I think this is true of everyone. Whether your prevailing desire is love, success, money or fame, the underlying hunger is to be deeply connected with something. Regardless of life’s circumstances, this connection is possible. The trick is that it isn’t something you can chase after. What’s the point in chasing something that is with you all along?

So the dream is forced to take new shape, and the path becomes something a little more obscure. For some people it’s religion or meditation. For others it’s immersion in a hobby or a sport. For me, my great joy (and still sometimes sorrow) remains music.
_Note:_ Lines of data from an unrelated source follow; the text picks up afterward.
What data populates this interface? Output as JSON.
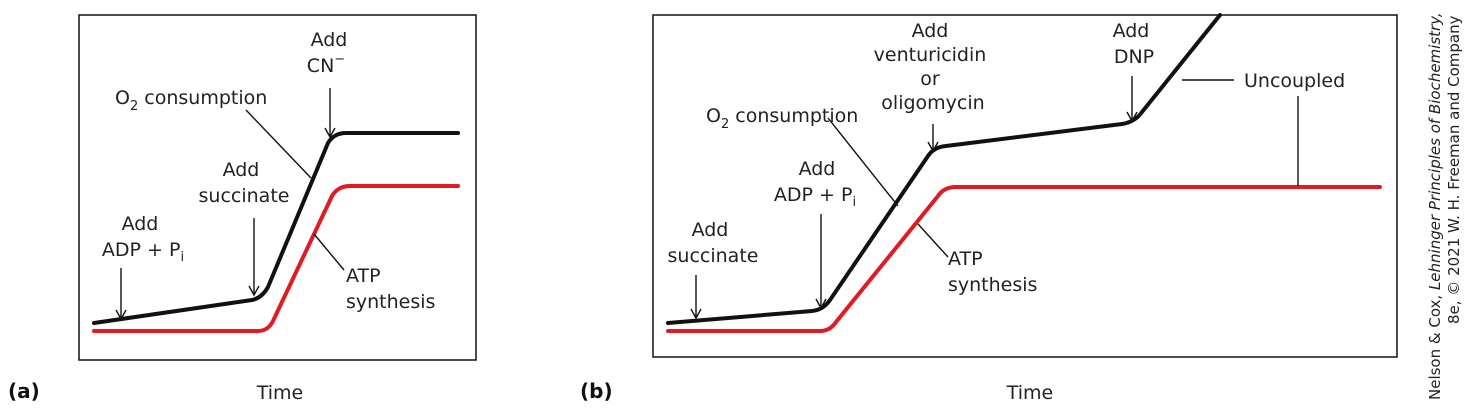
{
  "panels": [
    {
      "id": "a",
      "label": "(a)",
      "xlabel": "Time",
      "o2": "O",
      "o2_sub": "2",
      "o2_rest": " consumption",
      "add_adp_line1": "Add",
      "add_adp_line2": "ADP + P",
      "add_adp_sub": "i",
      "add_succ_line1": "Add",
      "add_succ_line2": "succinate",
      "add_cn_line1": "Add",
      "add_cn_line2": "CN",
      "add_cn_sup": "−",
      "atp_line1": "ATP",
      "atp_line2": "synthesis"
    },
    {
      "id": "b",
      "label": "(b)",
      "xlabel": "Time",
      "o2": "O",
      "o2_sub": "2",
      "o2_rest": " consumption",
      "add_succ_line1": "Add",
      "add_succ_line2": "succinate",
      "add_adp_line1": "Add",
      "add_adp_line2": "ADP + P",
      "add_adp_sub": "i",
      "vent_line1": "Add",
      "vent_line2": "venturicidin",
      "vent_line3": "or",
      "vent_line4": "oligomycin",
      "dnp_line1": "Add",
      "dnp_line2": "DNP",
      "uncoupled": "Uncoupled",
      "atp_line1": "ATP",
      "atp_line2": "synthesis"
    }
  ],
  "credit": {
    "line1_a": "Nelson & Cox, ",
    "line1_b": "Lehninger Principles of Biochemistry,",
    "line2": "8e, © 2021 W. H. Freeman and Company"
  },
  "colors": {
    "o2_curve": "#111111",
    "atp_curve": "#e01b24"
  }
}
Whatever the thing that brings stillness or awareness to your mind, the ultimate goal is complete acceptance of every waking moment.

I’ve since accepted that it was not my fate to become a rock star, or to be obscenely wealthy. Instead, my fortune is a series of small revelations in the department of personal evolution. Instead of the trappings of fame and fortune, I have managed to gain some wisdom. And if wisdom leads me to a greater peace and happiness, then absolutely nothing has been lost.


Anonymous said...

If performing isn't your thing you could still find the magical connection in producing or managing. Maybe you should run a website or radio show?

scottdammit! said...

Amen. Wealth and Fame don't always equate to happiness (we can thank Hollywood for providing us with the proof).
Whatever you do, don't stop doing it.I'll be here waiting with open ears.
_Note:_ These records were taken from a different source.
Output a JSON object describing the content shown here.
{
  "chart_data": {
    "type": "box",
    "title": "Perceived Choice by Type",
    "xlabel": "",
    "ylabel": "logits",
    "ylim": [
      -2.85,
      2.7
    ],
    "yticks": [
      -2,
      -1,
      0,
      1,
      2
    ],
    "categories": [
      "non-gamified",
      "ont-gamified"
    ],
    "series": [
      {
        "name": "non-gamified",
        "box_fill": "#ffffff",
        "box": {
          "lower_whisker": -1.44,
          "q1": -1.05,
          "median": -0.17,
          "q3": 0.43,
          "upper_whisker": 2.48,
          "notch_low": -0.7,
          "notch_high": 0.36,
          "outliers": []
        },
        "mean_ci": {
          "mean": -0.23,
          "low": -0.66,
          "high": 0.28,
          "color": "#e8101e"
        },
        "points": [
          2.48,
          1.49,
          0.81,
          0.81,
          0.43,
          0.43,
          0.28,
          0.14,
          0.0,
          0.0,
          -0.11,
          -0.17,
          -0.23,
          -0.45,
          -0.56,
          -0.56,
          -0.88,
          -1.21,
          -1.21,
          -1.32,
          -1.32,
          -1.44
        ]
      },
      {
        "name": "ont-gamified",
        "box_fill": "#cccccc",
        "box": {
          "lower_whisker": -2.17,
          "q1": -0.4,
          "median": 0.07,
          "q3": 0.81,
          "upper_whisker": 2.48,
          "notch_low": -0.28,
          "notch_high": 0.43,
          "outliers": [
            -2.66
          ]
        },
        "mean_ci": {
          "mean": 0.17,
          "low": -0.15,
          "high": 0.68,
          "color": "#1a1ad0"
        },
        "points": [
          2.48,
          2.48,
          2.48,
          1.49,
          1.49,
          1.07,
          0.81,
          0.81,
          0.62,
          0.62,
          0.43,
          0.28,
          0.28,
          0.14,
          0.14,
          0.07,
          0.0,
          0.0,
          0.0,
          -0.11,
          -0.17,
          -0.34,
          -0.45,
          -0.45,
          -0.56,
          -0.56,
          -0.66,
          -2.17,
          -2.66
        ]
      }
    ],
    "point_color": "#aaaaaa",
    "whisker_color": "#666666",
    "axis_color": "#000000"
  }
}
And far be it for me to give you any advice on your career path, But have you scored any good movies lately?

Justine said...

You always embody my experience in words.

KleoPatra said...

lI'm with justine there, rachel.

I had a connection with something too. I loved music as did you, but my connection to a G-d-like thing was less ephermal.

My connection was with baseball players, specifically the Chicago Cubs, for a long, long time. When i was a kid, way before i would even sense that "groupie" was something to which i might one day aspire (or rather, the opposite of aspire, but there's no good word for it), i needed to be a part of them... and i went about that part in some very hilarious (and yes, alas, non-sexual) ways...

Odd. Delusional.

Music, the way you felt connected, on the other hand, was and IS, far from delusional, and certainly not odd. It's rational and it's acceptable and best of all it's possible for you. How cool that is!

Chasing the dream of finding your heart and soul (that's the connection to G-d) in music, Rachel, is beautiful. And as i've learned, my heart and soul were not to be found by running around to Wrigley Field every day to flirt with 20- and 30-something baseball players when you're 12 years old.